I had this doubt pertaining to combining inequalities.
If we have 2 inequalities with the same 'sign' , can we combine them by addition or subtraction ?

Consider a "remixed" OG problem ( to avoid copyright issues )

If 2p < 2a < 2q and 2r < 2b < 2t is a < b ?

(I) p < r
(II) q < r

if we look at (I) logically we know that even though p < r we cannot assume q < r hence this statement is INSUFFICIENT
looking at (II) we know that if q < r and r < b then it follows that a < b therefore (II) alone is SUFFICIENT.

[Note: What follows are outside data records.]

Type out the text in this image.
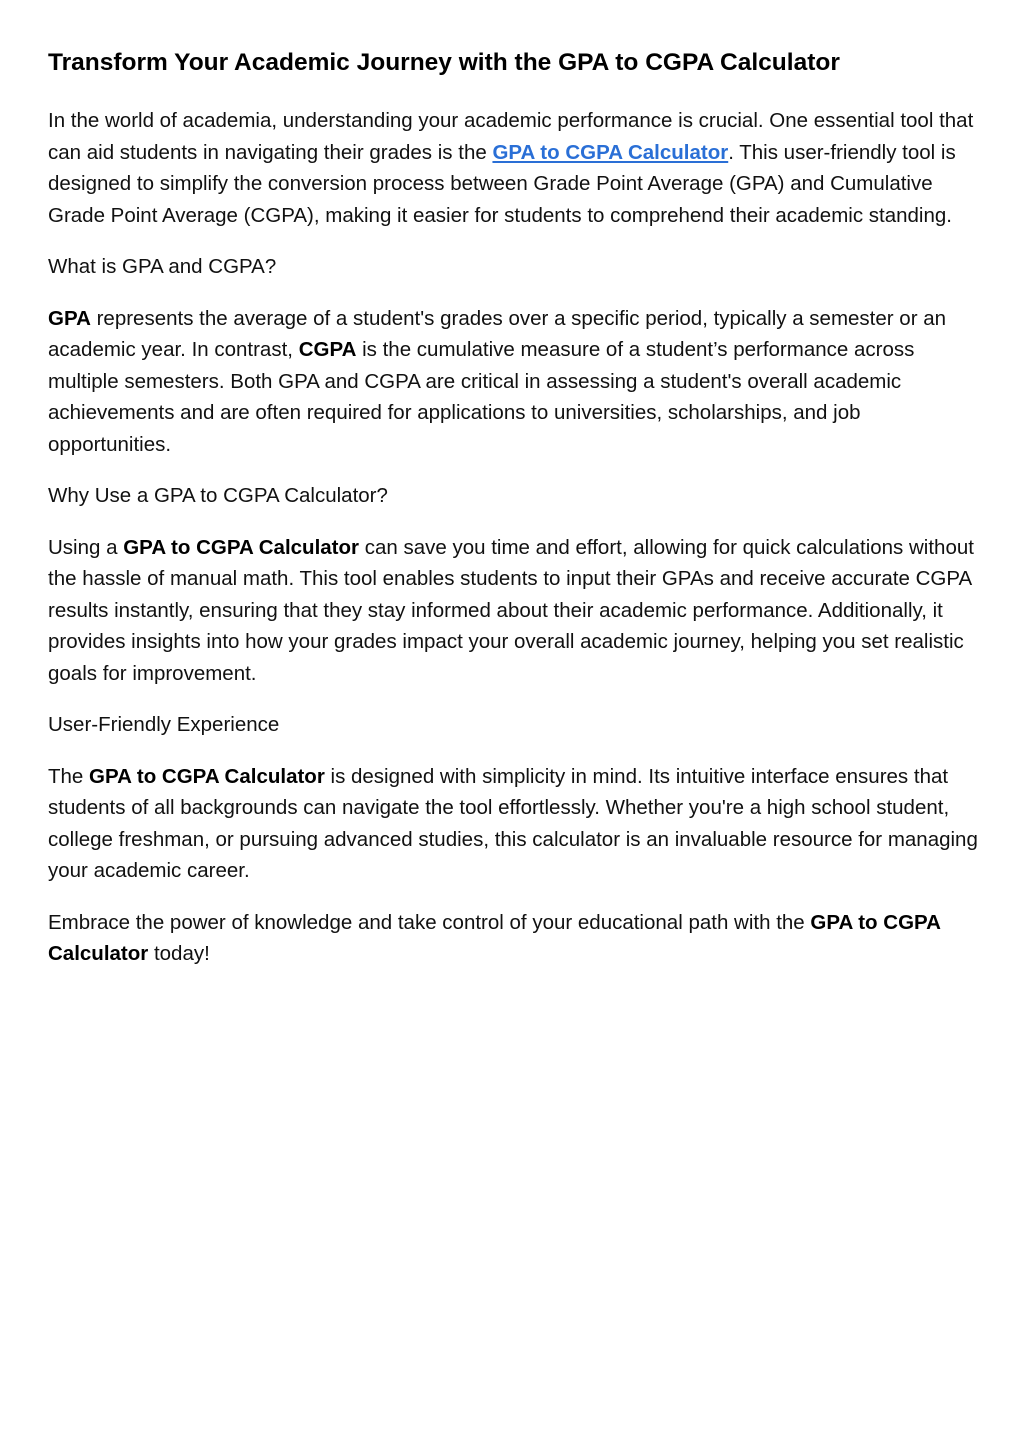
Transform Your Academic Journey with the GPA to CGPA Calculator

In the world of academia, understanding your academic performance is crucial. One essential tool that can aid students in navigating their grades is the GPA to CGPA Calculator. This user-friendly tool is designed to simplify the conversion process between Grade Point Average (GPA) and Cumulative Grade Point Average (CGPA), making it easier for students to comprehend their academic standing.

What is GPA and CGPA?

GPA represents the average of a student's grades over a specific period, typically a semester or an academic year. In contrast, CGPA is the cumulative measure of a student’s performance across multiple semesters. Both GPA and CGPA are critical in assessing a student's overall academic achievements and are often required for applications to universities, scholarships, and job opportunities.

Why Use a GPA to CGPA Calculator?

Using a GPA to CGPA Calculator can save you time and effort, allowing for quick calculations without the hassle of manual math. This tool enables students to input their GPAs and receive accurate CGPA results instantly, ensuring that they stay informed about their academic performance. Additionally, it provides insights into how your grades impact your overall academic journey, helping you set realistic goals for improvement.

User-Friendly Experience

The GPA to CGPA Calculator is designed with simplicity in mind. Its intuitive interface ensures that students of all backgrounds can navigate the tool effortlessly. Whether you're a high school student, college freshman, or pursuing advanced studies, this calculator is an invaluable resource for managing your academic career.

Embrace the power of knowledge and take control of your educational path with the GPA to CGPA Calculator today!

But if i were to try solving this by combining inequalities :-
(I) p < r
p < a
subtract
0 < r - a
=> a < r
also r < b
adding the two
a + r < b + r
=> a < b hence sufficient

(II) q < r
r < b
add
q + r < r + b
=> q < b
but a < q
adding the two
a + q < b + q
hence a < b therefore sufficient

where am i going wrong with this approach ?

Thanks

[debmalya.dutta]

addition of inequalities with the same sign is ok .
Subtract is tricky

for example
3 > 0 - inequality 1
5 > 0 - inequality 2
This does not mean that inequality 1- inequality 2 =>3-5 is greater than zero.. Infact it is less than zero

So when you are subtracting 2 inequalities ,you should know which one is greater and then apply the sign changes wherever applicable


2p < 2a < 2q and 2r < 2b < 2t

Statement 1
since p < r does not mean anything for the relationship between a and b
for example
2 < 2a (say a=6) < 10
4 < 2b (say b=6) < 10
hence insufficient

Statement 2
q < r
2p < 2a < 2q and 2r < 2b < 2t can be condensed to
2p < 2a < 2q< 2r < 2b < 2t
we can see that a < b
hence sufficient

Hence option is B

[jnelson0612]

Thank you debmalya. I agree with your explanation. It is much safer on such problems to pick numbers. You can quickly see that statement 1 is insufficient but that statement 2 is sufficient.